Update 3: I still get the error
Also, batch_size 6 sometimes does it (works for a few epochs I think and eventually fails or maybe itâs really just sometimes)
This is so weird.
To circle back to my initial suspicions
Tensorflow has a similar error msg and it would mean that the graph is disconnected.
Do you think this could be the case?
How does batch size fit into that?
This is where it happens:
<ipython-input-21-5f2cf50439c6> in train(save_model)
34 gen_loss = get_gen_loss(gen, disc, mask, image, adv_criterion, recon_criterion, 1000)
35 gen_loss.backward()
---> 36 gen_opt.step()
37
38 # Keep track of the average discriminator loss
/usr/local/lib/python3.7/dist-packages/torch/optim/optimizer.py in wrapper(*args, **kwargs)
86 profile_name = "Optimizer.step#{}.step".format(obj.__class__.__name__)
87 with torch.autograd.profiler.record_function(profile_name):
---> 88 return func(*args, **kwargs)
89 return wrapper
90
/usr/local/lib/python3.7/dist-packages/torch/autograd/grad_mode.py in decorate_context(*args, **kwargs)
26 def decorate_context(*args, **kwargs):
27 with self.__class__():
---> 28 return func(*args, **kwargs)
29 return cast(F, decorate_context)
30
/usr/local/lib/python3.7/dist-packages/torch/optim/adam.py in step(self, closure)
116 lr=group['lr'],
117 weight_decay=group['weight_decay'],
--> 118 eps=group['eps'])
119 return loss
/usr/local/lib/python3.7/dist-packages/torch/optim/_functional.py in adam(params, grads, exp_avgs, exp_avg_sqs, max_exp_avg_sqs, state_steps, amsgrad, beta1, beta2, lr, weight_decay, eps)
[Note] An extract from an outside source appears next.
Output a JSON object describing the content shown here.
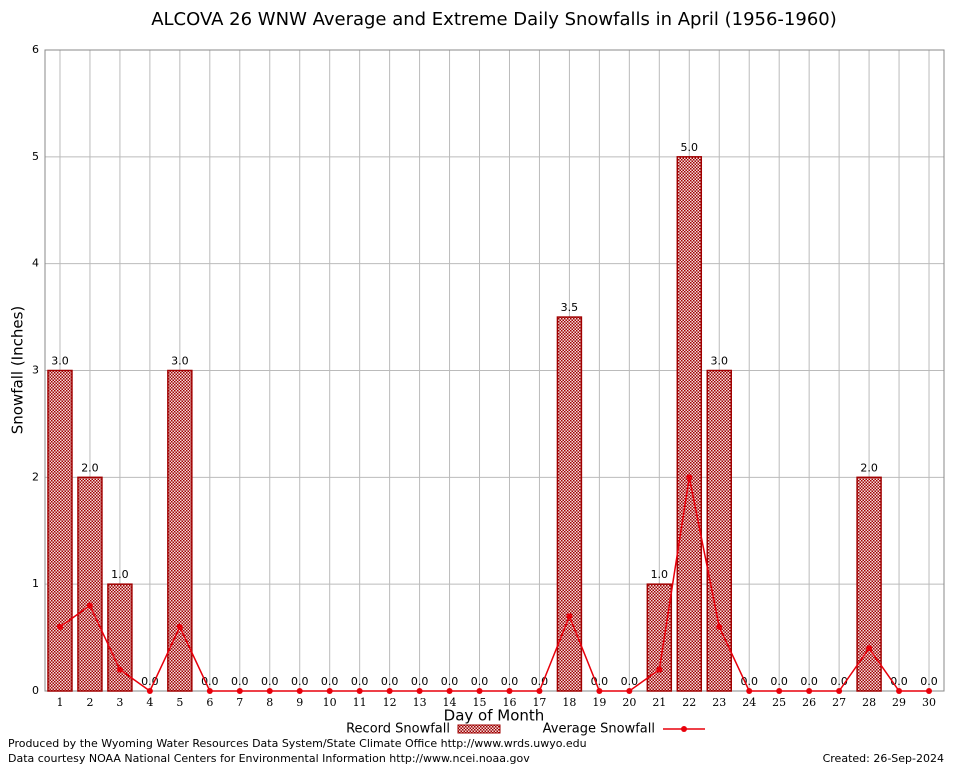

85 # Decay the first and second moment running average coefficient
86 exp_avg.mul_(beta1).add_(grad, alpha=1 - beta1)
---> 87 exp_avg_sq.mul_(beta2).addcmul_(grad, grad, value=1 - beta2)
88 if amsgrad:
89 # Maintains the maximum of all 2nd moment running avg. till no
w
Thanks a lot, guys, it works with batch_size 4 but not knowing what is causing this makes me nuts.